Yesterday was the National Day of Prayer, an annual day of observance that encourages people across the country to join in prayer. Signed into law in 1952 by President Harry Truman (at the direction of the Rev. Billy Graham), the National Day of Prayer has long been celebrated by religious groups as an opportunity for Americans to unite and connect with their faith.
But the actual text of this observance seems to nod specifically to Christianity – it asks people “to turn to God in prayer and meditation.” And each year, the president is required by law to sign a proclamation encouraging people to pray on the first Thursday in May.
As you might expect, not everyone is enthusiastic about a government-sponsored day of prayer. Just look at some of the responses to this tweet:
Many critics also insist that the annual celebration is an unconstitutional intrusion of faith into public life. Others argue that this de-facto endorsement of religion has a tangible negative effect on their lives:
As it turns out, this isn’t the first time such arguments have been made as part of an effort to end the National Day of Prayer.
Past Legal Challenges
In 2008, the Freedom From Religion Foundation (FFRF) filed suit against the federal government, alleging that designating a National Day of Prayer was an unconstitutional breach of separation of church and state. As cause for the suit, they cited the alienating affect an official day of prayer has on those who are not religious.

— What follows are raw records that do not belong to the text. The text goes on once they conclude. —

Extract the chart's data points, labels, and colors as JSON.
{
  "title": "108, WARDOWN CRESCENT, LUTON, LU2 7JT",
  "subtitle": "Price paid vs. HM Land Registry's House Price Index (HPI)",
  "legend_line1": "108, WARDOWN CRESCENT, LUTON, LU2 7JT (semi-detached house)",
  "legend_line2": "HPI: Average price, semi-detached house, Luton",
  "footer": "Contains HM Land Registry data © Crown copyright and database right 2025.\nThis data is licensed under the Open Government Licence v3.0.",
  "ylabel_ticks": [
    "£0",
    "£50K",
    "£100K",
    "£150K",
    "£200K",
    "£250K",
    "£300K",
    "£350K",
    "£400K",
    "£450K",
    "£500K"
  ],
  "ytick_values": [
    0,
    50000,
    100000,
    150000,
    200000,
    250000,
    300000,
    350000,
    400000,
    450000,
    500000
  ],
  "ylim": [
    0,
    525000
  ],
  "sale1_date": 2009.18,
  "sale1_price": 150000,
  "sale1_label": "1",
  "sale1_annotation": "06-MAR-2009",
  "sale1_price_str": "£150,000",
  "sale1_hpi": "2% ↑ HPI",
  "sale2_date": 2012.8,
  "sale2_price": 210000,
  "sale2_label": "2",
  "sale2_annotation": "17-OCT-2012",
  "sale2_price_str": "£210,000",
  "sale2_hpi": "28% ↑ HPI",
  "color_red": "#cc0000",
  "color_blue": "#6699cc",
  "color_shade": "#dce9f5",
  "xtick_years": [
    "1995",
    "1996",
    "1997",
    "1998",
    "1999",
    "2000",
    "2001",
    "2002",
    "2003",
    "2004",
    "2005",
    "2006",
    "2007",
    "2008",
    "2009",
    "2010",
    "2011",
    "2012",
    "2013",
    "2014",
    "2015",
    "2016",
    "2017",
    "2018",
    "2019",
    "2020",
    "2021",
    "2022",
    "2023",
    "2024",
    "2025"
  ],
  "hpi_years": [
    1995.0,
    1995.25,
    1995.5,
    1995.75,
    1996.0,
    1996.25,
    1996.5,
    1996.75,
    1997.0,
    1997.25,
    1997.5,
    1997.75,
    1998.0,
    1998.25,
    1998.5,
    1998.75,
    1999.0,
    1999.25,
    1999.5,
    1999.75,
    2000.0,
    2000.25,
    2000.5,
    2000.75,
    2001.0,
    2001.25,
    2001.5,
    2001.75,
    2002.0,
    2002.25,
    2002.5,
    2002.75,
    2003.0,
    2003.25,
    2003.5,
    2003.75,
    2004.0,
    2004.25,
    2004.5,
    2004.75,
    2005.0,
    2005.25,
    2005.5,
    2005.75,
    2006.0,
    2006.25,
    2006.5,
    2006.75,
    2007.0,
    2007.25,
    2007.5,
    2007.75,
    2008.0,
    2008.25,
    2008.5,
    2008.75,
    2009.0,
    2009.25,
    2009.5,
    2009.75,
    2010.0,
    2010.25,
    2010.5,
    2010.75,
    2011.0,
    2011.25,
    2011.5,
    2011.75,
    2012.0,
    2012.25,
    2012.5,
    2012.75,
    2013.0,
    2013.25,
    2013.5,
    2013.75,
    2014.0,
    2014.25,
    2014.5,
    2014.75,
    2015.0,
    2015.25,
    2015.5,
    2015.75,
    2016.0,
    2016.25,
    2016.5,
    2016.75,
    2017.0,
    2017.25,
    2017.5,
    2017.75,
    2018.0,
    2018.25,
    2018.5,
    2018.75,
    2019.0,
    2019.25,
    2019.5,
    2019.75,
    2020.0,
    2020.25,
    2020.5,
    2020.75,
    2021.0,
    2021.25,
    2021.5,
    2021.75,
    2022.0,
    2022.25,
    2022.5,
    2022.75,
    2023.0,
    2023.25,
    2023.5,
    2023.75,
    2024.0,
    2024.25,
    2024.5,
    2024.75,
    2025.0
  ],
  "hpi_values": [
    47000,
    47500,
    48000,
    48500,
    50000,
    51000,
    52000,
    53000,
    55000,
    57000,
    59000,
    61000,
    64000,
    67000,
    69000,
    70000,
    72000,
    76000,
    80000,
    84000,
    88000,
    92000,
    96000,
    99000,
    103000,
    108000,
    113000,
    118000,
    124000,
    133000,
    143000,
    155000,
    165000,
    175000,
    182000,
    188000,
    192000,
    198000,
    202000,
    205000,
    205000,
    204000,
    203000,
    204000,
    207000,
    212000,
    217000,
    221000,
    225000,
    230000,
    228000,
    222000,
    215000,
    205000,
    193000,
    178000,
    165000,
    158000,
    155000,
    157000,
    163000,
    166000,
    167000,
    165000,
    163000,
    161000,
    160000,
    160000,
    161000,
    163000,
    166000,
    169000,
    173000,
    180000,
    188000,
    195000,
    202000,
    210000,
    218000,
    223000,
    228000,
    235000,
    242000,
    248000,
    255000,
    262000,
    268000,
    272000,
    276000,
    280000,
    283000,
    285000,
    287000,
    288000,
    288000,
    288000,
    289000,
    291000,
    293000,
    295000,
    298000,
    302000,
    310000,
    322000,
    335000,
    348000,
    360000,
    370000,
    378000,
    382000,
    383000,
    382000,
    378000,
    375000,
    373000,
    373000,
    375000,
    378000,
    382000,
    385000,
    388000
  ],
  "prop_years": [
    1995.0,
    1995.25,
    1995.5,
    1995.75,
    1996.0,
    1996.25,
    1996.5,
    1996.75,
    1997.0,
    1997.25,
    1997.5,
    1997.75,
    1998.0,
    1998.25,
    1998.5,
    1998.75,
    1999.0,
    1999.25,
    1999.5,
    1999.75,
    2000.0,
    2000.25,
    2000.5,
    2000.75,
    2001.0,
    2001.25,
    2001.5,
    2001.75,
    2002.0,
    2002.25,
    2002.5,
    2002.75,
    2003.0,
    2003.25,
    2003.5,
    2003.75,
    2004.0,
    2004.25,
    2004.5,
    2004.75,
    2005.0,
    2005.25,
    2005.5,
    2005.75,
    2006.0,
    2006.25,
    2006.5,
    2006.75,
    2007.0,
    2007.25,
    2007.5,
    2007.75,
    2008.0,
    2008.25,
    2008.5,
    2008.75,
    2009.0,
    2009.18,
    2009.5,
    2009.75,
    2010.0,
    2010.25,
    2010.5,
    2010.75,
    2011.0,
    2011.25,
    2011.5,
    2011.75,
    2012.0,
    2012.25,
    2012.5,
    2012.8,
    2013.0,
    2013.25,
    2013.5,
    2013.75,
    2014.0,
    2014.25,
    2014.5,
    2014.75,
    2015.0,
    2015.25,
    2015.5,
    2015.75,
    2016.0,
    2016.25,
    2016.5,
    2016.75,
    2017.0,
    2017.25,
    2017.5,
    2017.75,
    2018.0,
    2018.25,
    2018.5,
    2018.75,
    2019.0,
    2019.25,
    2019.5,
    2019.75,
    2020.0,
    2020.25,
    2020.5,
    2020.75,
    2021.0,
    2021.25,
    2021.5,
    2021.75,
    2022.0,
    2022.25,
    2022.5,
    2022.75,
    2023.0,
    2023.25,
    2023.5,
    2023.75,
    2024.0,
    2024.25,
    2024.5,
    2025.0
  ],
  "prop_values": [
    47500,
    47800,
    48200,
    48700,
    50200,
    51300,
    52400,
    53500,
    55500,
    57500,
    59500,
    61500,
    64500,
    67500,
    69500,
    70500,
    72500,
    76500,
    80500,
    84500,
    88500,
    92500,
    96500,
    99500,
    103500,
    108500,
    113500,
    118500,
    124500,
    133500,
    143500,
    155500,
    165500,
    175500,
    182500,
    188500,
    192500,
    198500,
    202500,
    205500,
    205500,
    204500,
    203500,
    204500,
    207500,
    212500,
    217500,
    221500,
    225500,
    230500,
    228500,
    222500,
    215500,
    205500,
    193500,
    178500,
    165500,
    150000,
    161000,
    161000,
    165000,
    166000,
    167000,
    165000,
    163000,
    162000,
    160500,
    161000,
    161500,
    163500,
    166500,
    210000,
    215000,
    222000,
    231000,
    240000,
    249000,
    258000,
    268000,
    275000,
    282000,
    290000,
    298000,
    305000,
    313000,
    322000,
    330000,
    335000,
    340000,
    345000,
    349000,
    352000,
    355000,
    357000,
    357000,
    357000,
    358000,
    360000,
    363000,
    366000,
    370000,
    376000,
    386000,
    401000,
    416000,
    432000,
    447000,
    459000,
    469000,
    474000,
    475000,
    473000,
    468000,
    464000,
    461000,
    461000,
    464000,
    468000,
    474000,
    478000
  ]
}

After a series of decisions and appeals, a circuit court ruled against the FFRF, noting that “a feeling of alienation cannot suffice as injury.” The court went on to state that “the President is free to make appeals to the public based on many kinds of grounds, including political and religious, and that such requests do not obligate citizens to comply and do not encroach on citizens’ rights.”
As part of their decision, the court also cited Abraham Lincoln’s second inaugural address, which included seven references to God and three to prayer.
Should the Government Sponsor Prayer?
Where do you stand on this issue? On the one hand, nobody is obligated to participate in the National Day of Prayer, nor does it explicitly endorse Christianity as the “correct” religion. For those opposed to it, one could argue the best approach is simply to live and let live.
On the other hand, however, visuals are powerful. Sure, a Christian rock band playing on the White House lawn doesn’t unequivocally say “this is the right way to worship” – but it certainly does have strong pro-Christian undertones. And is that performance being funded with taxpayer money? If so, the argument surrounding separation of church and state becomes a lot more compelling.